The datasets contains duplicated entries. We will remove them to avoid bias in the training and evaluation of the models.
We need to consider that the column ```news_url``` is unique for each row, so we will not consider it when looking for duplicates.

In [24]:
duplicate_row_df = df[df.duplicated(subset=df.columns.difference(['news_url']))]
print("Number of duplicate rows:", duplicate_row_df.shape[0])
print("Size before removing duplicates:", df.shape)

Number of duplicate rows: 169
Size before removing duplicates: (23196, 5)


The dataset contains 169 duplicate rows. We will remove them now.

In [25]:
df = df.drop_duplicates(subset=df.columns.difference(['news_url']))
print("Size after removing duplicates:", df.shape)

Size after removing duplicates: (23027, 5)

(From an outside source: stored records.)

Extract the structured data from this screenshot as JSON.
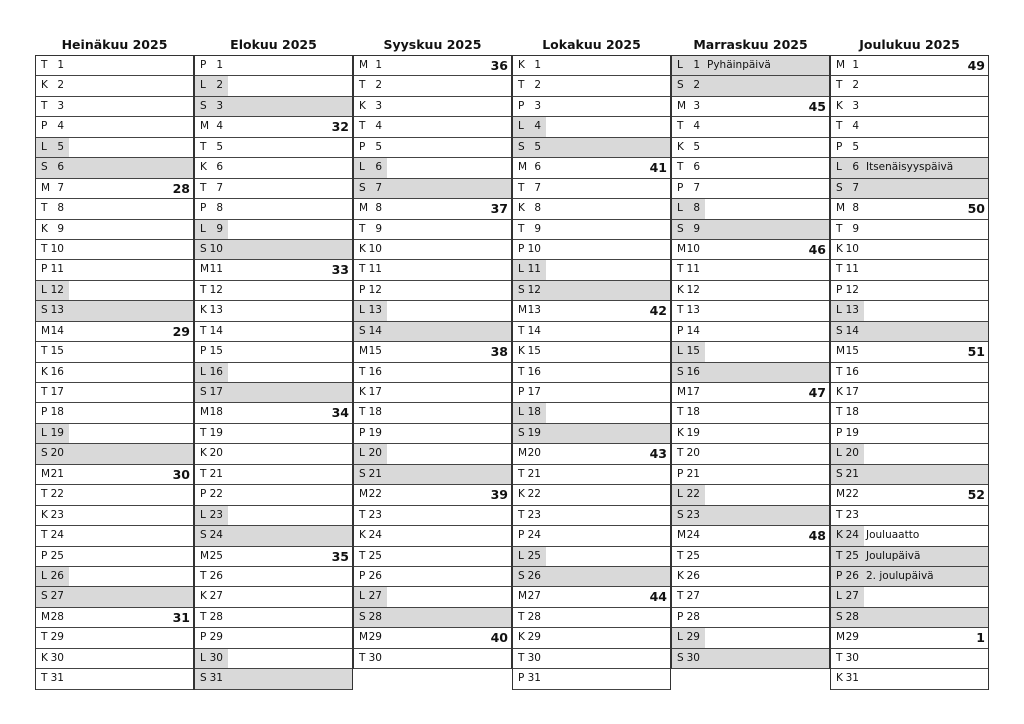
{
  "colors": {
    "weekend_shade": "#d9d9d9",
    "border": "#333333"
  },
  "months": [
    {
      "title": "Heinäkuu 2025",
      "days": [
        [
          "T",
          "1",
          "",
          "",
          ""
        ],
        [
          "K",
          "2",
          "",
          "",
          ""
        ],
        [
          "T",
          "3",
          "",
          "",
          ""
        ],
        [
          "P",
          "4",
          "",
          "",
          ""
        ],
        [
          "L",
          "5",
          "",
          "",
          "partial"
        ],
        [
          "S",
          "6",
          "",
          "",
          "full"
        ],
        [
          "M",
          "7",
          "28",
          "",
          ""
        ],
        [
          "T",
          "8",
          "",
          "",
          ""
        ],
        [
          "K",
          "9",
          "",
          "",
          ""
        ],
        [
          "T",
          "10",
          "",
          "",
          ""
        ],
        [
          "P",
          "11",
          "",
          "",
          ""
        ],
        [
          "L",
          "12",
          "",
          "",
          "partial"
        ],
        [
          "S",
          "13",
          "",
          "",
          "full"
        ],
        [
          "M",
          "14",
          "29",
          "",
          ""
        ],
        [
          "T",
          "15",
          "",
          "",
          ""
        ],
        [
          "K",
          "16",
          "",
          "",
          ""
        ],
        [
          "T",
          "17",
          "",
          "",
          ""
        ],
        [
          "P",
          "18",
          "",
          "",
          ""
        ],
        [
          "L",
          "19",
          "",
          "",
          "partial"
        ],
        [
          "S",
          "20",
          "",
          "",
          "full"
        ],
        [
          "M",
          "21",
          "30",
          "",
          ""
        ],
        [
          "T",
          "22",
          "",
          "",
          ""
        ],
        [
          "K",
          "23",
          "",
          "",
          ""
        ],
        [
          "T",
          "24",
          "",
          "",
          ""
        ],
        [
          "P",
          "25",
          "",
          "",
          ""
        ],
        [
          "L",
          "26",
          "",
          "",
          "partial"
        ],
        [
          "S",
          "27",
          "",
          "",
          "full"
        ],
        [
          "M",
          "28",
          "31",
          "",
          ""
        ],
        [
          "T",
          "29",
          "",
          "",
          ""
        ],
        [
          "K",
          "30",
          "",
          "",
          ""
        ],
        [
          "T",
          "31",
          "",
          "",
          ""
        ]
      ]
    },
    {
      "title": "Elokuu 2025",
      "days": [
        [
          "P",
          "1",
          "",
          "",
          ""
        ],
        [
          "L",
          "2",
          "",
          "",
          "partial"
        ],
        [
          "S",
          "3",
          "",
          "",
          "full"
        ],
        [
          "M",
          "4",
          "32",
          "",
          ""
        ],
        [
          "T",
          "5",
          "",
          "",
          ""
        ],
        [
          "K",
          "6",
          "",
          "",
          ""
        ],
        [
          "T",
          "7",
          "",
          "",
          ""
        ],
        [
          "P",
          "8",
          "",
          "",
          ""
        ],
        [
          "L",
          "9",
          "",
          "",
          "partial"
        ],
        [
          "S",
          "10",
          "",
          "",
          "full"
        ],
        [
          "M",
          "11",
          "33",
          "",
          ""
        ],
        [
          "T",
          "12",
          "",
          "",
          ""
        ],
        [
          "K",
          "13",
          "",
          "",
          ""
        ],
        [
          "T",
          "14",
          "",
          "",
          ""
        ],
        [
          "P",
          "15",
          "",
          "",
          ""
        ],
        [
          "L",
          "16",
          "",
          "",
          "partial"
        ],
        [
          "S",
          "17",
          "",
          "",
          "full"
        ],
        [
          "M",
          "18",
          "34",
          "",
          ""
        ],
        [
          "T",
          "19",
          "",
          "",
          ""
        ],
        [
          "K",
          "20",
          "",
          "",
          ""
        ],
        [
          "T",
          "21",
          "",
          "",
          ""
        ],
        [
          "P",
          "22",
          "",
          "",
          ""
        ],
        [
          "L",
          "23",
          "",
          "",
          "partial"
        ],
        [
          "S",
          "24",
          "",
          "",
          "full"
        ],
        [
          "M",
          "25",
          "35",
          "",
          ""
        ],
        [
          "T",
          "26",
          "",
          "",
          ""
        ],
        [
          "K",
          "27",
          "",
          "",
          ""
        ],
        [
          "T",
          "28",
          "",
          "",
          ""
        ],
        [
          "P",
          "29",
          "",
          "",
          ""
        ],
        [
          "L",
          "30",
          "",
          "",
          "partial"
        ],
        [
          "S",
          "31",
          "",
          "",
          "full"
        ]
      ]
    },
    {
      "title": "Syyskuu 2025",
      "days": [
        [
          "M",
          "1",
          "36",
          "",
          ""
        ],
        [
          "T",
          "2",
          "",
          "",
          ""
        ],
        [
          "K",
          "3",
          "",
          "",
          ""
        ],
        [
          "T",
          "4",
          "",
          "",
          ""
        ],
        [
          "P",
          "5",
          "",
          "",
          ""
        ],
        [
          "L",
          "6",
          "",
          "",
          "partial"
        ],
        [
          "S",
          "7",
          "",
          "",
          "full"
        ],
        [
          "M",
          "8",
          "37",
          "",
          ""
        ],
        [
          "T",
          "9",
          "",
          "",
          ""
        ],
        [
          "K",
          "10",
          "",
          "",
          ""
        ],
        [
          "T",
          "11",
          "",
          "",
          ""
        ],
        [
          "P",
          "12",
          "",
          "",
          ""
        ],
        [
          "L",
          "13",
          "",
          "",
          "partial"
        ],
        [
          "S",
          "14",
          "",
          "",
          "full"
        ],
        [
          "M",
          "15",
          "38",
          "",
          ""
        ],
        [
          "T",
          "16",
          "",
          "",
          ""
        ],
        [
          "K",
          "17",
          "",
          "",
          ""
        ],
        [
          "T",
          "18",
          "",
          "",
          ""
        ],
        [
          "P",
          "19",
          "",
          "",
          ""
        ],
        [
          "L",
          "20",
          "",
          "",
          "partial"
        ],
        [
          "S",
          "21",
          "",
          "",
          "full"
        ],
        [
          "M",
          "22",
          "39",
          "",
          ""
        ],
        [
          "T",
          "23",
          "",
          "",
          ""
        ],
        [
          "K",
          "24",
          "",
          "",
          ""
        ],
        [
          "T",
          "25",
          "",
          "",
          ""
        ],
        [
          "P",
          "26",
          "",
          "",
          ""
        ],
        [
          "L",
          "27",
          "",
          "",
          "partial"
        ],
        [
          "S",
          "28",
          "",
          "",
          "full"
        ],
        [
          "M",
          "29",
          "40",
          "",
          ""
        ],
        [
          "T",
          "30",
          "",
          "",
          ""
        ]
      ]
    },
    {
      "title": "Lokakuu 2025",
      "days": [
        [
          "K",
          "1",
          "",
          "",
          ""
        ],
        [
          "T",
          "2",
          "",
          "",
          ""
        ],
        [
          "P",
          "3",
          "",
          "",
          ""
        ],
        [
          "L",
          "4",
          "",
          "",
          "partial"
        ],
        [
          "S",
          "5",
          "",
          "",
          "full"
        ],
        [
          "M",
          "6",
          "41",
          "",
          ""
        ],
        [
          "T",
          "7",
          "",
          "",
          ""
        ],
        [
          "K",
          "8",
          "",
          "",
          ""
        ],
        [
          "T",
          "9",
          "",
          "",
          ""
        ],
        [
          "P",
          "10",
          "",
          "",
          ""
        ],
        [
          "L",
          "11",
          "",
          "",
          "partial"
        ],
        [
          "S",
          "12",
          "",
          "",
          "full"
        ],
        [
          "M",
          "13",
          "42",
          "",
          ""
        ],
        [
          "T",
          "14",
          "",
          "",
          ""
        ],
        [
          "K",
          "15",
          "",
          "",
          ""
        ],
        [
          "T",
          "16",
          "",
          "",
          ""
        ],
        [
          "P",
          "17",
          "",
          "",
          ""
        ],
        [
          "L",
          "18",
          "",
          "",
          "partial"
        ],
        [
          "S",
          "19",
          "",
          "",
          "full"
        ],
        [
          "M",
          "20",
          "43",
          "",
          ""
        ],
        [
          "T",
          "21",
          "",
          "",
          ""
        ],
        [
          "K",
          "22",
          "",
          "",
          ""
        ],
        [
          "T",
          "23",
          "",
          "",
          ""
        ],
        [
          "P",
          "24",
          "",
          "",
          ""
        ],
        [
          "L",
          "25",
          "",
          "",
          "partial"
        ],
        [
          "S",
          "26",
          "",
          "",
          "full"
        ],
        [
          "M",
          "27",
          "44",
          "",
          ""
        ],
        [
          "T",
          "28",
          "",
          "",
          ""
        ],
        [
          "K",
          "29",
          "",
          "",
          ""
        ],
        [
          "T",
          "30",
          "",
          "",
          ""
        ],
        [
          "P",
          "31",
          "",
          "",
          ""
        ]
      ]
    },
    {
      "title": "Marraskuu 2025",
      "days": [
        [
          "L",
          "1",
          "",
          "Pyhäinpäivä",
          "full"
        ],
        [
          "S",
          "2",
          "",
          "",
          "full"
        ],
        [
          "M",
          "3",
          "45",
          "",
          ""
        ],
        [
          "T",
          "4",
          "",
          "",
          ""
        ],
        [
          "K",
          "5",
          "",
          "",
          ""
        ],
        [
          "T",
          "6",
          "",
          "",
          ""
        ],
        [
          "P",
          "7",
          "",
          "",
          ""
        ],
        [
          "L",
          "8",
          "",
          "",
          "partial"
        ],
        [
          "S",
          "9",
          "",
          "",
          "full"
        ],
        [
          "M",
          "10",
          "46",
          "",
          ""
        ],
        [
          "T",
          "11",
          "",
          "",
          ""
        ],
        [
          "K",
          "12",
          "",
          "",
          ""
        ],
        [
          "T",
          "13",
          "",
          "",
          ""
        ],
        [
          "P",
          "14",
          "",
          "",
          ""
        ],
        [
          "L",
          "15",
          "",
          "",
          "partial"
        ],
        [
          "S",
          "16",
          "",
          "",
          "full"
        ],
        [
          "M",
          "17",
          "47",
          "",
          ""
        ],
        [
          "T",
          "18",
          "",
          "",
          ""
        ],
        [
          "K",
          "19",
          "",
          "",
          ""
        ],
        [
          "T",
          "20",
          "",
          "",
          ""
        ],
        [
          "P",
          "21",
          "",
          "",
          ""
        ],
        [
          "L",
          "22",
          "",
          "",
          "partial"
        ],
        [
          "S",
          "23",
          "",
          "",
          "full"
        ],
        [
          "M",
          "24",
          "48",
          "",
          ""
        ],
        [
          "T",
          "25",
          "",
          "",
          ""
        ],
        [
          "K",
          "26",
          "",
          "",
          ""
        ],
        [
          "T",
          "27",
          "",
          "",
          ""
        ],
        [
          "P",
          "28",
          "",
          "",
          ""
        ],
        [
          "L",
          "29",
          "",
          "",
          "partial"
        ],
        [
          "S",
          "30",
          "",
          "",
          "full"
        ]
      ]
    },
    {
      "title": "Joulukuu 2025",
      "days": [
        [
          "M",
          "1",
          "49",
          "",
          ""
        ],
        [
          "T",
          "2",
          "",
          "",
          ""
        ],
        [
          "K",
          "3",
          "",
          "",
          ""
        ],
        [
          "T",
          "4",
          "",
          "",
          ""
        ],
        [
          "P",
          "5",
          "",
          "",
          ""
        ],
        [
          "L",
          "6",
          "",
          "Itsenäisyyspäivä",
          "full"
        ],
        [
          "S",
          "7",
          "",
          "",
          "full"
        ],
        [
          "M",
          "8",
          "50",
          "",
          ""
        ],
        [
          "T",
          "9",
          "",
          "",
          ""
        ],
        [
          "K",
          "10",
          "",
          "",
          ""
        ],
        [
          "T",
          "11",
          "",
          "",
          ""
        ],
        [
          "P",
          "12",
          "",
          "",
          ""
        ],
        [
          "L",
          "13",
          "",
          "",
          "partial"
        ],
        [
          "S",
          "14",
          "",
          "",
          "full"
        ],
        [
          "M",
          "15",
          "51",
          "",
          ""
        ],
        [
          "T",
          "16",
          "",
          "",
          ""
        ],
        [
          "K",
          "17",
          "",
          "",
          ""
        ],
        [
          "T",
          "18",
          "",
          "",
          ""
        ],
        [
          "P",
          "19",
          "",
          "",
          ""
        ],
        [
          "L",
          "20",
          "",
          "",
          "partial"
        ],
        [
          "S",
          "21",
          "",
          "",
          "full"
        ],
        [
          "M",
          "22",
          "52",
          "",
          ""
        ],
        [
          "T",
          "23",
          "",
          "",
          ""
        ],
        [
          "K",
          "24",
          "",
          "Jouluaatto",
          "partial"
        ],
        [
          "T",
          "25",
          "",
          "Joulupäivä",
          "full"
        ],
        [
          "P",
          "26",
          "",
          "2. joulupäivä",
          "full"
        ],
        [
          "L",
          "27",
          "",
          "",
          "partial"
        ],
        [
          "S",
          "28",
          "",
          "",
          "full"
        ],
        [
          "M",
          "29",
          "1",
          "",
          ""
        ],
        [
          "T",
          "30",
          "",
          "",
          ""
        ],
        [
          "K",
          "31",
          "",
          "",
          ""
        ]
      ]
    }
  ]
}
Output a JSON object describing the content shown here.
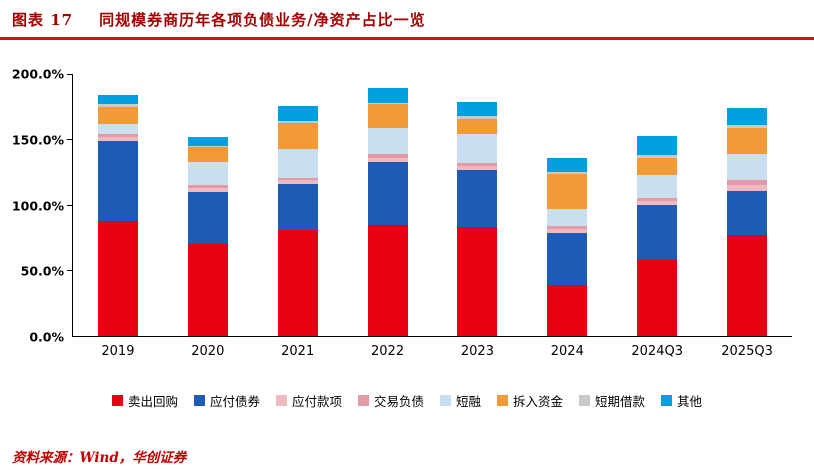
{
  "header": {
    "label": "图表 17",
    "title": "同规模券商历年各项负债业务/净资产占比一览"
  },
  "chart_data": {
    "type": "bar",
    "stacked": true,
    "title": "同规模券商历年各项负债业务/净资产占比一览",
    "categories": [
      "2019",
      "2020",
      "2021",
      "2022",
      "2023",
      "2024",
      "2024Q3",
      "2025Q3"
    ],
    "series": [
      {
        "name": "卖出回购",
        "color": "#e60012",
        "values": [
          88,
          70,
          81,
          85,
          83,
          39,
          58,
          77
        ]
      },
      {
        "name": "应付债券",
        "color": "#1f5bb5",
        "values": [
          61,
          40,
          35,
          48,
          44,
          40,
          42,
          34
        ]
      },
      {
        "name": "应付款项",
        "color": "#f0b9c0",
        "values": [
          3,
          3,
          3,
          3,
          3,
          3,
          3,
          4
        ]
      },
      {
        "name": "交易负债",
        "color": "#e29aa6",
        "values": [
          2,
          2,
          2,
          3,
          2,
          2,
          2,
          4
        ]
      },
      {
        "name": "短融",
        "color": "#c9def0",
        "values": [
          8,
          18,
          22,
          20,
          22,
          13,
          18,
          20
        ]
      },
      {
        "name": "拆入资金",
        "color": "#f29a38",
        "values": [
          13,
          11,
          20,
          18,
          12,
          27,
          13,
          20
        ]
      },
      {
        "name": "短期借款",
        "color": "#c9c9c9",
        "values": [
          2,
          1,
          1,
          1,
          2,
          1,
          2,
          2
        ]
      },
      {
        "name": "其他",
        "color": "#009fe0",
        "values": [
          7,
          7,
          12,
          11,
          11,
          11,
          15,
          13
        ]
      }
    ],
    "ylim": [
      0,
      200
    ],
    "ytick_labels": [
      "0.0%",
      "50.0%",
      "100.0%",
      "150.0%",
      "200.0%"
    ],
    "legend_position": "bottom",
    "grid": false
  },
  "footer": {
    "source": "资料来源：Wind，华创证券"
  }
}
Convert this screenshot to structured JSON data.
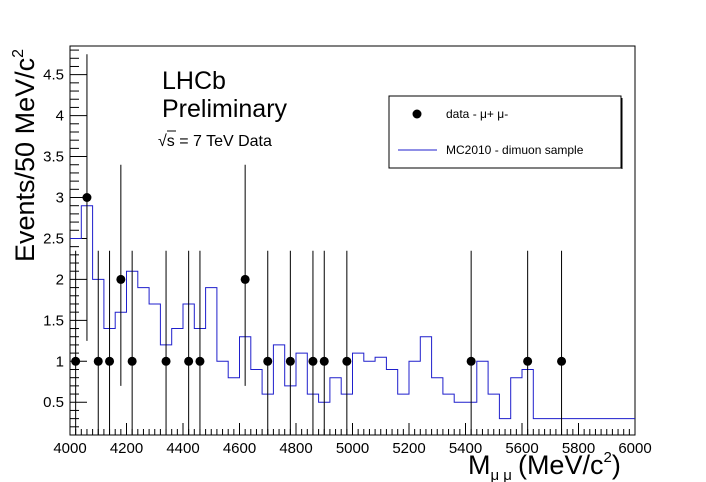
{
  "chart_data": {
    "type": "scatter",
    "title": "",
    "xlabel": "M_μμ (MeV/c²)",
    "xlabel_main": "M",
    "xlabel_sub": "μ μ",
    "xlabel_units": "(MeV/c",
    "xlabel_units_sup": "2",
    "xlabel_units_close": ")",
    "ylabel": "Events/50 MeV/c²",
    "ylabel_main": "Events/50 MeV/c",
    "ylabel_sup": "2",
    "xlim": [
      4000,
      6000
    ],
    "ylim": [
      0.1,
      4.85
    ],
    "xticks": [
      4000,
      4200,
      4400,
      4600,
      4800,
      5000,
      5200,
      5400,
      5600,
      5800,
      6000
    ],
    "yticks": [
      0.5,
      1,
      1.5,
      2,
      2.5,
      3,
      3.5,
      4,
      4.5
    ],
    "ytick_labels": [
      "0.5",
      "1",
      "1.5",
      "2",
      "2.5",
      "3",
      "3.5",
      "4",
      "4.5"
    ],
    "annotations": {
      "line1": "LHCb",
      "line2": "Preliminary",
      "energy_sqrt": "√",
      "energy_s": "s",
      "energy_text": " = 7 TeV Data"
    },
    "legend_position": "top-right",
    "series": [
      {
        "name": "data - μ+ μ-",
        "kind": "points_with_errors",
        "color": "#000000",
        "points": [
          {
            "x": 4020,
            "y": 1,
            "ylo": 0,
            "yhi": 2.35
          },
          {
            "x": 4060,
            "y": 3,
            "ylo": 1.25,
            "yhi": 4.75
          },
          {
            "x": 4100,
            "y": 1,
            "ylo": 0,
            "yhi": 2.35
          },
          {
            "x": 4140,
            "y": 1,
            "ylo": 0,
            "yhi": 2.35
          },
          {
            "x": 4180,
            "y": 2,
            "ylo": 0.7,
            "yhi": 3.4
          },
          {
            "x": 4220,
            "y": 1,
            "ylo": 0,
            "yhi": 2.35
          },
          {
            "x": 4340,
            "y": 1,
            "ylo": 0,
            "yhi": 2.35
          },
          {
            "x": 4420,
            "y": 1,
            "ylo": 0,
            "yhi": 2.35
          },
          {
            "x": 4460,
            "y": 1,
            "ylo": 0,
            "yhi": 2.35
          },
          {
            "x": 4620,
            "y": 2,
            "ylo": 0.7,
            "yhi": 3.4
          },
          {
            "x": 4700,
            "y": 1,
            "ylo": 0,
            "yhi": 2.35
          },
          {
            "x": 4780,
            "y": 1,
            "ylo": 0,
            "yhi": 2.35
          },
          {
            "x": 4860,
            "y": 1,
            "ylo": 0,
            "yhi": 2.35
          },
          {
            "x": 4900,
            "y": 1,
            "ylo": 0,
            "yhi": 2.35
          },
          {
            "x": 4980,
            "y": 1,
            "ylo": 0,
            "yhi": 2.35
          },
          {
            "x": 5420,
            "y": 1,
            "ylo": 0,
            "yhi": 2.35
          },
          {
            "x": 5620,
            "y": 1,
            "ylo": 0,
            "yhi": 2.35
          },
          {
            "x": 5740,
            "y": 1,
            "ylo": 0,
            "yhi": 2.35
          }
        ]
      },
      {
        "name": "MC2010 - dimuon sample",
        "kind": "step_histogram",
        "color": "#1f1fcc",
        "bin_width": 40,
        "bin_start": 4000,
        "values": [
          2.5,
          2.9,
          2.0,
          1.4,
          1.6,
          2.1,
          1.9,
          1.7,
          1.2,
          1.4,
          1.7,
          1.4,
          1.9,
          1.0,
          0.8,
          1.3,
          0.9,
          0.6,
          1.2,
          0.7,
          1.1,
          0.6,
          0.5,
          0.8,
          0.6,
          1.1,
          1.0,
          1.05,
          0.9,
          0.6,
          1.0,
          1.3,
          0.8,
          0.6,
          0.5,
          0.5,
          1.0,
          0.6,
          0.3,
          0.8,
          0.9,
          0.3,
          0.3,
          0.3,
          0.3,
          0.3,
          0.3,
          0.3,
          0.3,
          0.3
        ]
      }
    ]
  }
}
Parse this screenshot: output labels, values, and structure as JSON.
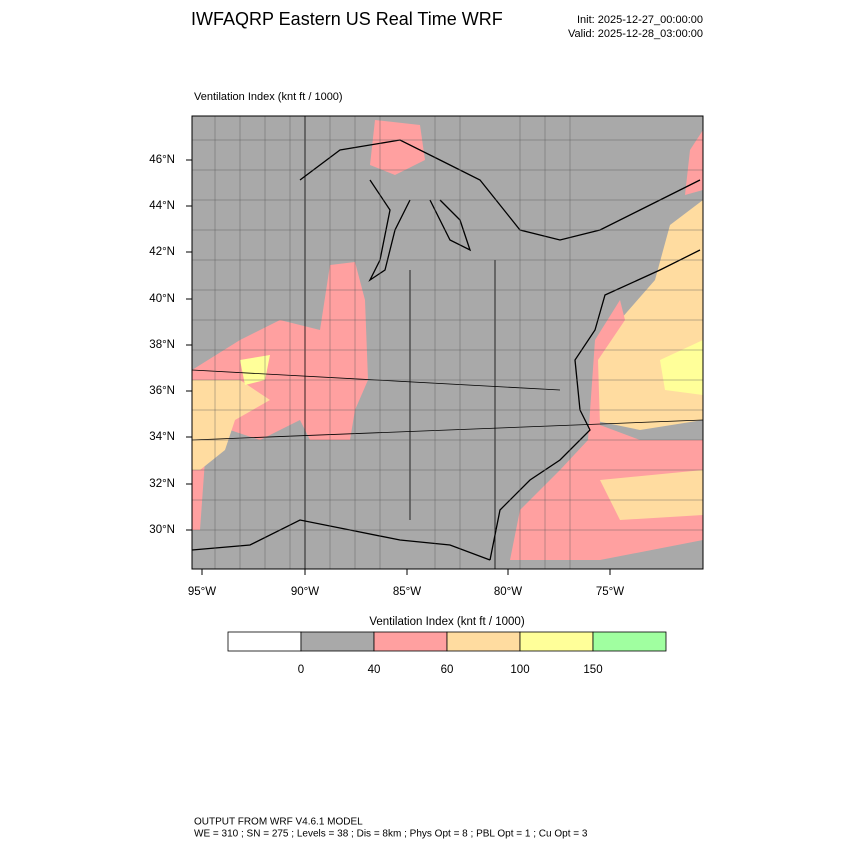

### Check for missing values in the dataset

Let's check if there are any missing values in the dataset.

In [26]:
print(df.isnull().sum())

title              0
news_url         329
source_domain    329
tweet_num          0
real               0
dtype: int64


In [28]:
df = df.dropna()
print("Taille après suppression des lignes contenant au moins une valeur manquante :", df.shape)

Taille après suppression des lignes contenant au moins une valeur manquante : (22698, 5)


### Number of true vs fake news

We can check the number of true vs fake news in the dataset, in order to see if the dataset is balanced or not.

In [38]:
real_news_count = df['real'].value_counts()[0]
fake_news_count = df['real'].value_counts()[1]
real_news_percent = (real_news_count / (real_news_count + fake_news_count)) * 100
fake_news_percent = (fake_news_count / (real_news_count + fake_news_count)) * 100
print("Number of real news articles:", real_news_count, "({:.2f}%)".format(real_news_percent))
print("Number of fake news articles:", fake_news_count, "({:.2f}%)".format(fake_news_percent))


Number of real news articles: 5755 (24.81%)
Number of fake news articles: 17441 (75.19%)


The difference between real and fake news articles is important. The dataset is not balanced.

### Conclusion
In this notebook, we have explored the Fake-News--dataset. We have done following operations to clean the dataset:
- Removed duplicate rows
- Removed missing values
- Checked for missing values
The dataset is now ready to be used for the evaluation of the chatbots.